Paula jamás se había enterado del grado de violencia de esas cosas, pero se las imaginaba. Justo después de cumplir dieciocho años, Pedro había pasado dos años en la cárcel por robar coches. Durante ese tiempo Pedro había conocido por fin lo que era la bondad y que alguien lo ayudara un poco. Un hombre había descubierto su inteligencia, su capacidad, un hombre que durante años había dedicado generosamente muchas horas a ayudar a los menos favorecidos.
Pedro entró a formar parte de un programa especial de re inserción que ese hombre había fundado. Enseguida se había convertido en uno de los alumnos más brillantes y conseguido completar sus estudios superiores en un tiempo récord. Ese hombre que había ayudado a Pedro había sido su padre.
—¡Paula!
Paula estuvo a punto de caerse del susto; pero al ver quién era, sonrió.

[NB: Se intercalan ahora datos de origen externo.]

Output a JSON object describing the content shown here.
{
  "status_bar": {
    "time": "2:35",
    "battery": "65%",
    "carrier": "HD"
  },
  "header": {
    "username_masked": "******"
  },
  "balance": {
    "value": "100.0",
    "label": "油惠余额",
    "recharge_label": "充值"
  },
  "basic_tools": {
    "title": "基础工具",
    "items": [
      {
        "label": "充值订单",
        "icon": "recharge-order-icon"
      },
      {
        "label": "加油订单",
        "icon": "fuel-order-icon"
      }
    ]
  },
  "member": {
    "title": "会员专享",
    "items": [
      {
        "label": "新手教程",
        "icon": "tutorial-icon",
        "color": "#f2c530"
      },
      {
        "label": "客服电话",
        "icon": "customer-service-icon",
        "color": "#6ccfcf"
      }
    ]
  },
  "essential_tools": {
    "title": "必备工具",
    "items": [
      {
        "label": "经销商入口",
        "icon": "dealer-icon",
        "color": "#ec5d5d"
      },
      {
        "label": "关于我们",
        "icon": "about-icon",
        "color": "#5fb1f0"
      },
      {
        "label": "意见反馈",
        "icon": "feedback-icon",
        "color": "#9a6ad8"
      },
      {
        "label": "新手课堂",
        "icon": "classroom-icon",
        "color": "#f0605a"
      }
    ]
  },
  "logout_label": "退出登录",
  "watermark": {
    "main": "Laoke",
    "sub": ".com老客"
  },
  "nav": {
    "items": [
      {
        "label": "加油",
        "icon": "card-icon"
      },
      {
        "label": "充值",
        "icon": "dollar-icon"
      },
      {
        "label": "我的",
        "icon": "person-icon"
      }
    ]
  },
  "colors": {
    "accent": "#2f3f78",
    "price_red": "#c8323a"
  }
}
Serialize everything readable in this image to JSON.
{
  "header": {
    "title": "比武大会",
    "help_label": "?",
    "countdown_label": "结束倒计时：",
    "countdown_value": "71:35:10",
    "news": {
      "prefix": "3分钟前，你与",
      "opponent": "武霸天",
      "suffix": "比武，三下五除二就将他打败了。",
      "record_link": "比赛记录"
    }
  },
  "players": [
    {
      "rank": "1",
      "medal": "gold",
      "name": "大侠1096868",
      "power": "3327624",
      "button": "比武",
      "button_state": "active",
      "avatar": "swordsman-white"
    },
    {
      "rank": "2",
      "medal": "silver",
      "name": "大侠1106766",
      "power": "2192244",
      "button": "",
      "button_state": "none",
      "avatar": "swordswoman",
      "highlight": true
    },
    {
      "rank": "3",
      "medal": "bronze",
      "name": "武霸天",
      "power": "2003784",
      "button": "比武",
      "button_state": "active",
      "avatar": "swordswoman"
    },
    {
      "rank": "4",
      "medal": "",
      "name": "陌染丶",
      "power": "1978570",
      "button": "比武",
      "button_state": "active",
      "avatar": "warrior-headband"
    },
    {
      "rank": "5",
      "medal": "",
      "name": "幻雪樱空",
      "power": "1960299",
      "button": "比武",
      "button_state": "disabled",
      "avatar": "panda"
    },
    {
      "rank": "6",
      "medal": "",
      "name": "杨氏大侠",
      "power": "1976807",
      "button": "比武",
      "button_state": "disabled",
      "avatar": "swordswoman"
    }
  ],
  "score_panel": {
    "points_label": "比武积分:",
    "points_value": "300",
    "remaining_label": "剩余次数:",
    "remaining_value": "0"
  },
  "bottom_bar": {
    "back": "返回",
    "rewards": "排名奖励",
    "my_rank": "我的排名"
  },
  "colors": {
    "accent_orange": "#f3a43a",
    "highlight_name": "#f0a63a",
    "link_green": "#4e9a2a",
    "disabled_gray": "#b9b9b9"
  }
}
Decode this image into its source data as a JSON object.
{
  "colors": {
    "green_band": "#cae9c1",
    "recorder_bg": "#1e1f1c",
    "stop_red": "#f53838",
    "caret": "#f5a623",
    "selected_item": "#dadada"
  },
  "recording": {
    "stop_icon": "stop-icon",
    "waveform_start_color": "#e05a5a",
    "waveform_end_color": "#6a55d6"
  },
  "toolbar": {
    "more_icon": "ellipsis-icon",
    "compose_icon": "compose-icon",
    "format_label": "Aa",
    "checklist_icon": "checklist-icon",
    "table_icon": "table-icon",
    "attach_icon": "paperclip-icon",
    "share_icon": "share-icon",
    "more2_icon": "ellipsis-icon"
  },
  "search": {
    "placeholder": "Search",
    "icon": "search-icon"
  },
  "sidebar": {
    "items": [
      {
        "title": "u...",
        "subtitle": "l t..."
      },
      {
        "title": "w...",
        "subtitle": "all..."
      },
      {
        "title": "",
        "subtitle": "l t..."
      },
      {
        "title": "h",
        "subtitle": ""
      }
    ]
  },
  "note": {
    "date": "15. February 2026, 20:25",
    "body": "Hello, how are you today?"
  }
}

—Hola Juan, qué bien te veo.
El marido de Felisa debía de tener más de sesenta años ya, pero era uno de esos hombres atléticos que se movía siempre con agilidad y por el que los años no parecían pasar.
—¿Traes mucho equipaje, Paula? —el hombre se acercó al maletero—. Vienes para quedarte, ¿verdad?
—Todavía no, Juan. ¿Me has conseguido un buen árbol?
—Sí, una preciosidad. Lo he colocado en el sitio de siempre en el salón.
También he puesto los paquetes para decorar alrededor y he colgado las luces en la terraza de atrás.
—Estupendo. Gracias, Juan.
Juan asintió. A diferencia de su esposa, él no era un hombre muy hablador. Cuidaba maravillosamente de los extensos jardines de Goldmine, donde había muchos caminos y grupos de rocas, combinados con estanques y fuentes, estratégicamente colocados entre los árboles y las diferentes plantas.
Recogió las maletas de Paula sin que ella se lo pidiera y echó a andar por el camino que llevaba al porche delantero, fastidiándole a Paula el plan de colarse por los garajes sin que nadie la viera.
Para ser sincera, a Paula le habría gustado de todos modos cambiarse antes de que la viera Pedro. Habría sido agradable ver la cara de sorpresa de su tutor. Suspiró, cerró el coche y se apresuró por el camino para alcanzar a Juan, que ya había dejado las maletas a la puerta y en ese momento llamaba al timbre.
—Tengo llaves —dijo Paula.
Paula metió la mano en el bolso, pero en ese momento alguien abrió la puerta. Era Pedro.
Paula se alegró de llevar puestas las gafas de sol; y no por la reacción de Pedro al verla, sino por su reacción al verlo a él.
Tan preocupada había estado pensando en su propia apariencia que se había olvidado de lo atractivo que siempre le había parecido Pedro; sobre todo con la poca ropa como llevaba en ese momento: unos pantalones cortos y una camiseta blanca sin mangas que destacaba su precioso bronceado.
Paula paseó la mirada oculta tras las lentes oscuras por su cuerpo, hasta regresar a sus labios.